As she ventured down the dimly lit hall, located the impeccably outfitted guest bathroom, and closed the door behind her, her head began to ache—dehydration again—and she wondered who Dina might be. A girlfriend he somehow hadn’t mentioned before now, despite all his incessant rambling?
That seemed unlikely. Dina was probably a housekeeper or his cook.
Lauren’s shoulders loosened. Only because it might have been awkward to reconcile her need to watch over Alex with the demands of a girlfriend, who might understandably want privacy for a long-awaited reunion.
Otherwise, his having a girlfriend wouldn’t bother her at all.
After relieving her bladder and washing her hands, she splashed more water on her face. Only to discover that his hand towel was made from some form of cotton she’d never encountered before, one presumably blessed by angels during the manufacturing process. The towel simultaneously dried her face and caressed it, and if she weren’t a pathologically honest person, she’d have slipped it in her purse.
Once she’d dried the marble-topped vanity with another one of those miraculous hand towels, she contemplated herself in the mirror. Rumpled, water-splotched tee. Under-eye circles fully as dark as Alex’s fading shiner. Limp hair falling from a haphazard ponytail.
Still, she’d never emerged from a plane this unscathed before. After a single business-class flight, she was likely to weep in despair the next time she sat in coach.
Faced with Alex’s inimitable charm and gimlet eye and expensive tickets, no one had blinked at either her size or her need for a seat belt extender. As he’d promised, the wider seat gave her just enough room to sit comfortably. More than that, its various controls allowed her to lie almost flat after a three-course dinner, a quilted blanket on top of her as she resisted removing her complimentary eye mask and glancing to her left, where Alex was seated by the window in their two-person row.
She hadn’t slept much, but she’d had substantial time to herself in the dim cabin. He’d even kept his promise, despite those inadequately hidden fingers he’d crossed behind his back, and let her rest without bothering her. Probably because he’d done some napping himself. At mealtimes, he’d picked at her in his usual way, but—
He hadn’t complained that she took up more than her share of the wide armrest between them. He hadn’t remarked on how the tray table sat at a wonky angle as she ate because of her belly.

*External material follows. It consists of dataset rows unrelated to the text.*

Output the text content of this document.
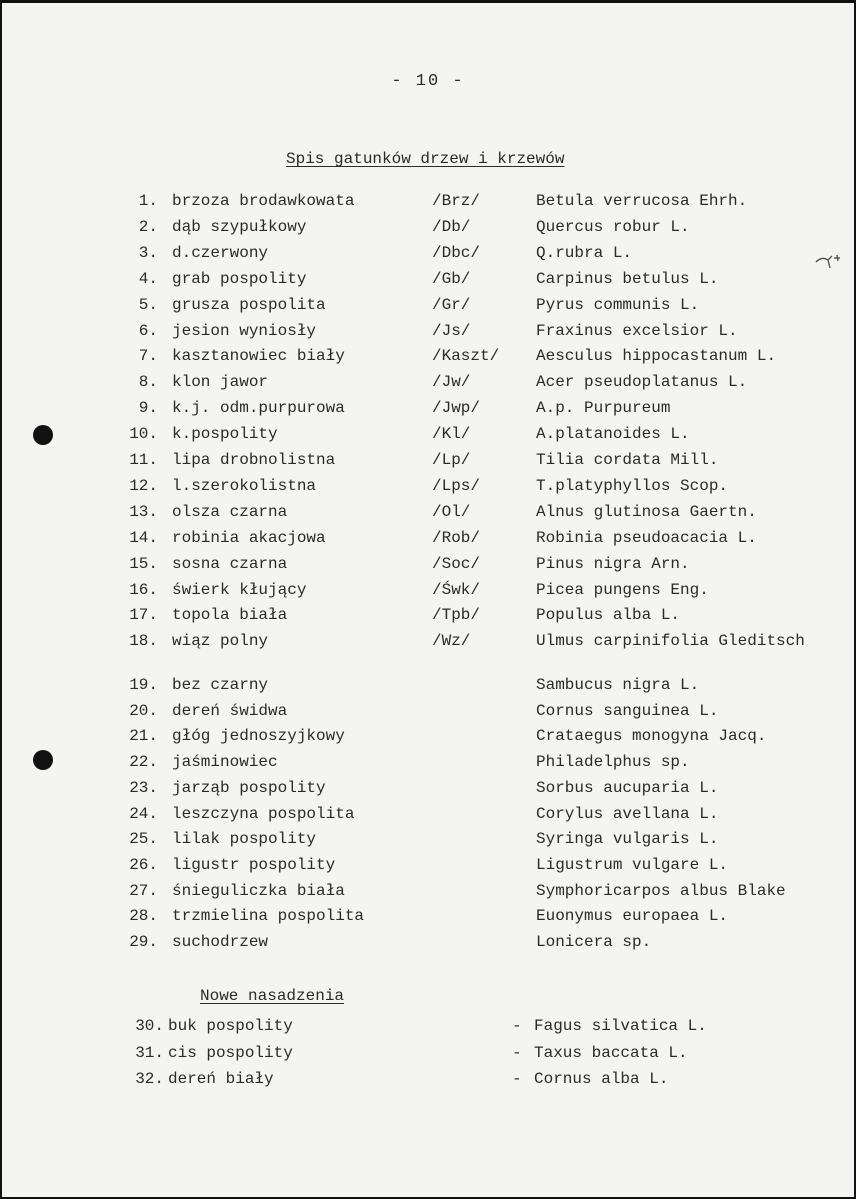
- 10 -
Spis gatunków drzew i krzewów
1. brzoza brodawkowata	/Brz/	Betula verrucosa Ehrh.
2. dąb szypułkowy	/Db/	Quercus robur L.
3. d.czerwony	/Dbc/	Q.rubra L.
4. grab pospolity	/Gb/	Carpinus betulus L.
5. grusza pospolita	/Gr/	Pyrus communis L.
6. jesion wyniosły	/Js/	Fraxinus excelsior L.
7. kasztanowiec biały	/Kaszt/ Aesculus hippocastanum L.
8. klon jawor	/Jw/	Acer pseudoplatanus L.
9. k.j. odm.purpurowa	/Jwp/	A.p. Purpureum
10. k.pospolity	/Kl/	A.platanoides L.
11. lipa drobnolistna	/Lp/	Tilia cordata Mill.
12. l.szerokolistna	/Lps/	T.platyphyllos Scop.
13. olsza czarna	/Ol/	Alnus glutinosa Gaertn.
14. robinia akacjowa	/Rob/	Robinia pseudoacacia L.
15. sosna czarna	/Soc/	Pinus nigra Arn.
16. świerk kłujący	/Śwk/	Picea pungens Eng.
17. topola biała	/Tpb/	Populus alba L.
18. wiąz polny	/Wz/	Ulmus carpinifolia Gleditsch
19. bez czarny	Sambucus nigra L.
20. dereń świdwa	Cornus sanguinea L.
21. głóg jednoszyjkowy	Crataegus monogyna Jacq.
22. jaśminowiec	Philadelphus sp.
23. jarząb pospolity	Sorbus aucuparia L.
24. leszczyna pospolita	Corylus avellana L.
25. lilak pospolity	Syringa vulgaris L.
26. ligustr pospolity	Ligustrum vulgare L.
27. śnieguliczka biała	Symphoricarpos albus Blake
28. trzmielina pospolita	Euonymus europaea L.
29. suchodrzew	Lonicera sp.
Nowe nasadzenia
30. buk pospolity	- Fagus silvatica L.
31. cis pospolity	- Taxus baccata L.
32. dereń biały	- Cornus alba L.
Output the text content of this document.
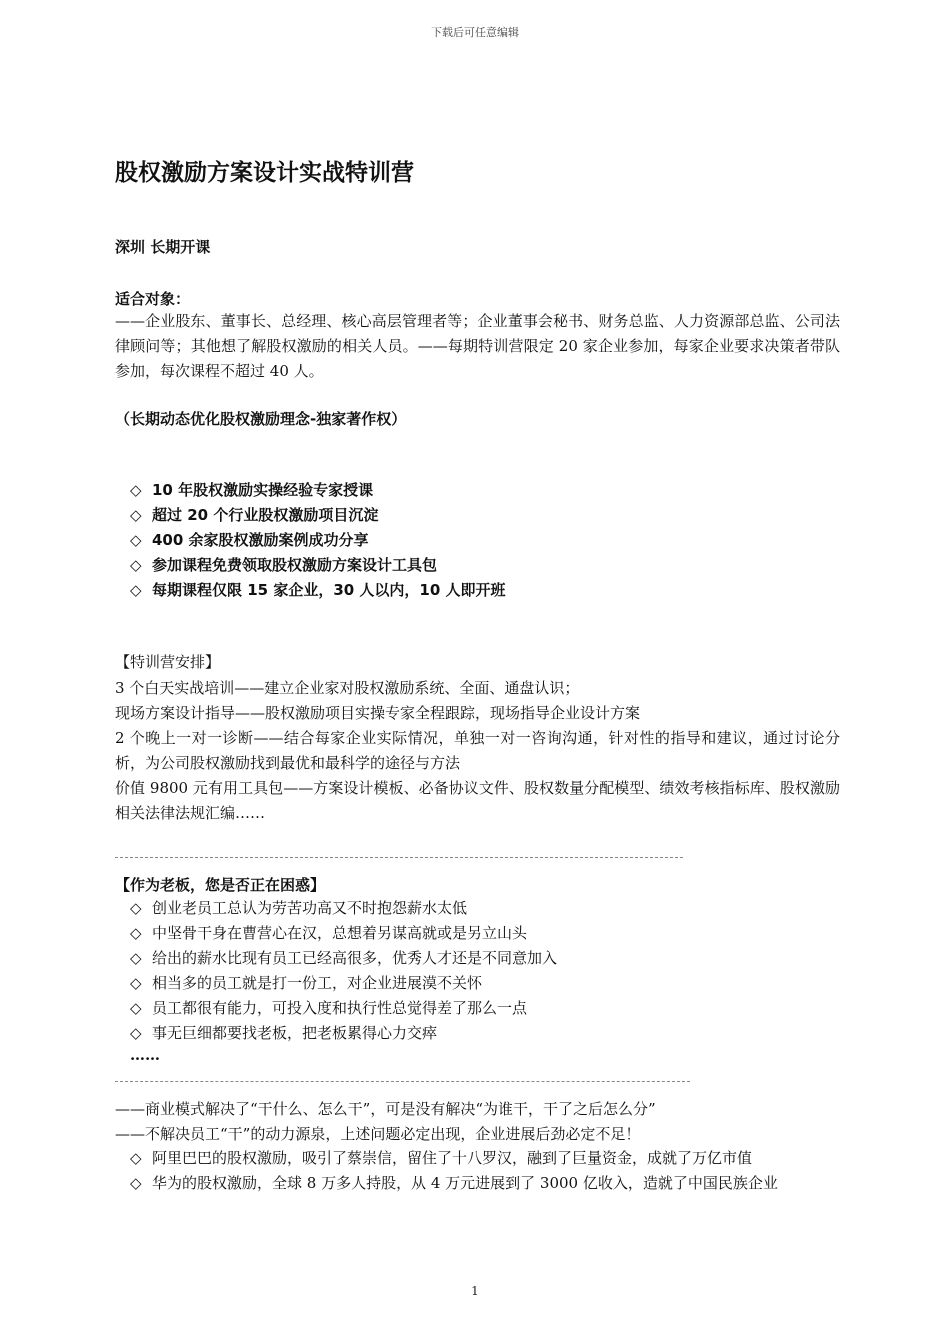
下载后可任意编辑
股权激励方案设计实战特训营
深圳 长期开课
适合对象：
——企业股东、董事长、总经理、核心高层管理者等；企业董事会秘书、财务总监、人力资源部总监、公司法律顾问等；其他想了解股权激励的相关人员。——每期特训营限定 20 家企业参加，每家企业要求决策者带队参加，每次课程不超过 40 人。
（长期动态优化股权激励理念-独家著作权）
◇ 10 年股权激励实操经验专家授课
◇ 超过 20 个行业股权激励项目沉淀
◇ 400 余家股权激励案例成功分享
◇ 参加课程免费领取股权激励方案设计工具包
◇ 每期课程仅限 15 家企业，30 人以内，10 人即开班
【特训营安排】
3 个白天实战培训——建立企业家对股权激励系统、全面、通盘认识；
现场方案设计指导——股权激励项目实操专家全程跟踪，现场指导企业设计方案
2 个晚上一对一诊断——结合每家企业实际情况，单独一对一咨询沟通，针对性的指导和建议，通过讨论分析，为公司股权激励找到最优和最科学的途径与方法
价值 9800 元有用工具包——方案设计模板、必备协议文件、股权数量分配模型、绩效考核指标库、股权激励相关法律法规汇编……
【作为老板，您是否正在困惑】
◇ 创业老员工总认为劳苦功高又不时抱怨薪水太低
◇ 中坚骨干身在曹营心在汉，总想着另谋高就或是另立山头
◇ 给出的薪水比现有员工已经高很多，优秀人才还是不同意加入
◇ 相当多的员工就是打一份工，对企业进展漠不关怀
◇ 员工都很有能力，可投入度和执行性总觉得差了那么一点
◇ 事无巨细都要找老板，把老板累得心力交瘁
……
——商业模式解决了“干什么、怎么干”，可是没有解决“为谁干，干了之后怎么分”
——不解决员工“干”的动力源泉，上述问题必定出现，企业进展后劲必定不足！
◇ 阿里巴巴的股权激励，吸引了蔡崇信，留住了十八罗汉，融到了巨量资金，成就了万亿市值
◇ 华为的股权激励，全球 8 万多人持股，从 4 万元进展到了 3000 亿收入，造就了中国民族企业
1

And when they’d lifted off and landed, he’d somehow reached new heights of ridiculousness, his whispered asides so outrageous, she ended up paying more attention to him than the thud of gears or the sight of land either dropping away from them or zooming closer with dizzying speed.
She blinked at the mirror, then realized she’d been staring blankly at her own reflection for minutes now.
Exhaustion. That was all her current stage of confusion indicated. Travel fatigue.
When she came back to the great room, she saw a newly lit area off to the side. A casual dining nook, the table now carelessly set with a couple of mismatched napkins and two plates and a jumbled pile of silverware in the middle.
“Grab your own drink from the fridge,” she heard from around a corner, and she followed his voice to a gorgeous, white-tile-and-marble kitchen with gold accents.
After plucking a sleekly curved bottle of grapefruit soda from the refrigerator’s gleaming depths, she closed the heavy door and turned back to him.
Alex stood bent in front of a built-in microwave, his elbows resting on the marble countertop as he watched a glass container spin inside.
“Hope you like chicken enchiladas. If you don’t, you’re objectively wrong, because chicken enchiladas are fucking delicious. Especially Dina’s.” He pursed his lips. “Still, there might be a couple other prepared meals in the fridge, if you’re determined to be contrary and incorrect. Shit, I should have put a top over this. It’s popping now, and—”
He opened the microwave door and touched the side of the glass container with his fingertip. “They’ll still be lukewarm in the middle, but let’s throw caution to the wind and eat them anyway. Apologies for my culinary laxity, Nanny Clegg. I know you must be scandalized.”
She leaned against a counter and crossed her arms over her chest. “Do you ever run out of words?”
“Nope.” He popped the p in emphasis. “I remain consistently delightful at all times.”
Once he grabbed a marble trivet to put beneath the dish, she followed him into the dining nook. And despite what he’d just told her, he hardly said a word after serving up enchiladas onto both plates. Too hungry to waste time speaking, she supposed. Or maybe he was simply as tired as she was, because he was slumping a bit now, his elbows again propped before him.